Abstract

An enduring challenge in constructing mechanical-oscillator-based hybrid quantum systems is to ensure engineered coupling to an auxiliary degree of freedom and maintain good mechanical isolation from the environment, that is, low quantum decoherence, consisting of thermal decoherence and dephasing. Here we overcome this challenge by introducing a superconducting-circuit-based optomechanical platform that exhibits low quantum decoherence and has a large optomechanical coupling, which allows us to prepare the quantum ground and squeezed states of motion with high fidelity. We directly measure a thermal decoherence rate of 20.5 Hz (corresponding to T-1 = 7.7 ms) as well as a pure dephasing rate of 0.09 Hz, yielding a 100-fold improvement in the quantum state lifetime compared with prior optomechanical systems.
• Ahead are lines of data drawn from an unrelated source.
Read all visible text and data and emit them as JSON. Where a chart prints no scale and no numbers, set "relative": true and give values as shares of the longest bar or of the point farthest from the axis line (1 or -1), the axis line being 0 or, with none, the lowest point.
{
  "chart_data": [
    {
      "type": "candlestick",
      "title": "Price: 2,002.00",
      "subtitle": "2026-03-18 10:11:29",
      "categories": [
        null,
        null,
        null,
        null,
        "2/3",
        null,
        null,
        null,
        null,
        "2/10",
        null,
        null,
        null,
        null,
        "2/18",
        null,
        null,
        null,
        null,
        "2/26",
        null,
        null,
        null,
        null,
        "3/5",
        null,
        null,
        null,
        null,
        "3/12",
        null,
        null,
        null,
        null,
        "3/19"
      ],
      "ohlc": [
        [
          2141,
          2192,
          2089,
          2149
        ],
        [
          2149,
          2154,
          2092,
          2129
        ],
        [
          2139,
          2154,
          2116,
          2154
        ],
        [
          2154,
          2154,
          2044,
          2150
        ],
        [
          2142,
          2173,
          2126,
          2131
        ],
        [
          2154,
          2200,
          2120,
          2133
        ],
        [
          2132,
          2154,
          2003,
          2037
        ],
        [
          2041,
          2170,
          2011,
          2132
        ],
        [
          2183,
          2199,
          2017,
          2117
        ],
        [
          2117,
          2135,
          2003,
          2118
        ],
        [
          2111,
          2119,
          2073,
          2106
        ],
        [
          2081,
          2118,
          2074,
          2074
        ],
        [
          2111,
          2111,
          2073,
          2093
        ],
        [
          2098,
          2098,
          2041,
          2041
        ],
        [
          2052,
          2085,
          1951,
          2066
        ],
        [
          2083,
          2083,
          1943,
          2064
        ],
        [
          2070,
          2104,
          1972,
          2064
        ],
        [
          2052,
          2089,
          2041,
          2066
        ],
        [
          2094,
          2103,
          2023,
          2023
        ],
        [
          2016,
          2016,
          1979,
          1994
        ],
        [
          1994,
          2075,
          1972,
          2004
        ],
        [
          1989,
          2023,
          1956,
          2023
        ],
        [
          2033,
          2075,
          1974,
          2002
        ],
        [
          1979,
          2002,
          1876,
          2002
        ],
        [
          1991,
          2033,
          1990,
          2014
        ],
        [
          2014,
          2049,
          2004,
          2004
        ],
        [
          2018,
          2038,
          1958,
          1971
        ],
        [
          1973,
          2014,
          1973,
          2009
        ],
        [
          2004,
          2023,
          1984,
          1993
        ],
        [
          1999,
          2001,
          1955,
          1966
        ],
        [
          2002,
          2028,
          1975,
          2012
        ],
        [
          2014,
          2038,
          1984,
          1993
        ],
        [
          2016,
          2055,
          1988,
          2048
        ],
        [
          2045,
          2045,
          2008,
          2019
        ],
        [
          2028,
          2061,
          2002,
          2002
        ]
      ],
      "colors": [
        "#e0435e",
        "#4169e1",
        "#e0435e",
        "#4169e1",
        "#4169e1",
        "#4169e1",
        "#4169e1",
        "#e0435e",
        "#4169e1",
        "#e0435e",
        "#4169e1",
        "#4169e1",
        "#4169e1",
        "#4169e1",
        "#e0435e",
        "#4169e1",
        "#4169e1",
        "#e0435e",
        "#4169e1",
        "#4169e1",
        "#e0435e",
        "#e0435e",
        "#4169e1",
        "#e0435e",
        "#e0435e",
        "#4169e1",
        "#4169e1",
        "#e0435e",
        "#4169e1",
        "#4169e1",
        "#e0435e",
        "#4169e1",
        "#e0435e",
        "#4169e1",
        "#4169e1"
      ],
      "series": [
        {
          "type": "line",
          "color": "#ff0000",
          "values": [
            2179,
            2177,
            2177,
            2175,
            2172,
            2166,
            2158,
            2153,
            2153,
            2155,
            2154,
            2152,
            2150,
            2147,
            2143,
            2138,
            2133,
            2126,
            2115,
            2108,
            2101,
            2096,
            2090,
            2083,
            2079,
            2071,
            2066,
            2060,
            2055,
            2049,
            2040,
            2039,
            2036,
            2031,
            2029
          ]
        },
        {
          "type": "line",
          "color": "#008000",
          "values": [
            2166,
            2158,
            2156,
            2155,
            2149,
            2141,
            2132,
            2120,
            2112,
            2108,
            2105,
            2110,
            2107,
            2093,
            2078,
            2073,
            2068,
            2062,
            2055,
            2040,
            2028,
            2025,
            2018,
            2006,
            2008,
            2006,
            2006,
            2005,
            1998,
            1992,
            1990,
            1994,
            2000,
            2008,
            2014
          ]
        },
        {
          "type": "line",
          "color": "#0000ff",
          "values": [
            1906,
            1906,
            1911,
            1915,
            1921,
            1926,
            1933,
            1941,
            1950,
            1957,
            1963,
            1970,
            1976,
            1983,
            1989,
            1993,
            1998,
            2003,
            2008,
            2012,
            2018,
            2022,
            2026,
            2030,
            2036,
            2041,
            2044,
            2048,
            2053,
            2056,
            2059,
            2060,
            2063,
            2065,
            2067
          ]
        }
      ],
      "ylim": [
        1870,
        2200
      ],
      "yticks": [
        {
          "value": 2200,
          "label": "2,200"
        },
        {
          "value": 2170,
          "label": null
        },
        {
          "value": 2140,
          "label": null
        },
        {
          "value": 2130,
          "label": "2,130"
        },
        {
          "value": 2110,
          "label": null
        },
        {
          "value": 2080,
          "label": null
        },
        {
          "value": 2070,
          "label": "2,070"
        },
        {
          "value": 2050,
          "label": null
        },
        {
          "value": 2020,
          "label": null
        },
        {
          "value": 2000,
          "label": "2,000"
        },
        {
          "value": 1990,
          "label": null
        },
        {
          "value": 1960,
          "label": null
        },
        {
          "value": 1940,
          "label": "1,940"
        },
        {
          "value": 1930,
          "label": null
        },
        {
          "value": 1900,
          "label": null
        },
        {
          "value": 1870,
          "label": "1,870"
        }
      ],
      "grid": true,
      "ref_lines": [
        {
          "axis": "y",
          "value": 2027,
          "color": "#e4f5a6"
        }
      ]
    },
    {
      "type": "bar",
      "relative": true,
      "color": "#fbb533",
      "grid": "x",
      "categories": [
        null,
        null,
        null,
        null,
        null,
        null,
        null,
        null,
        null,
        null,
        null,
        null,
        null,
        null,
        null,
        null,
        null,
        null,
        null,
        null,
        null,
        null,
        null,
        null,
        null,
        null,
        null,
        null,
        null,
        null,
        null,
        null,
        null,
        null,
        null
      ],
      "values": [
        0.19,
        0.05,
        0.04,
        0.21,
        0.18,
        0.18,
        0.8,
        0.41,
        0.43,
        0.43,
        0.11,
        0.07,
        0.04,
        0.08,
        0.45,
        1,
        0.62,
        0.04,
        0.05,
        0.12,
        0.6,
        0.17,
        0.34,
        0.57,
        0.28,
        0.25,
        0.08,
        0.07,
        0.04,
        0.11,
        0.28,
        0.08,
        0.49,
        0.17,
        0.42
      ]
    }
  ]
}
This enables us to reach a motional ground-state occupation of 0.07 quanta (93% fidelity) and realize mechanical squeezing of -2.7 dB below the zero-point fluctuation. Furthermore, we observe the free evolution of the mechanical squeezed state, preserving its non-classical nature over millisecond timescales. Such ultralow quantum decoherence not only increases the fidelity of quantum control and measurement of macroscopic mechanical systems but may also benefit interfacing with qubits, and places the system in a parameter regime suitable for tests of quantum gravity.

Achieving low decoherence is challenging in hybrid quantum systems. A superconducting-circuit-based optomechanical platform realizes millisecond-scale quantum state lifetime, which allows tracking of the free evolution of a squeezed mechanical state.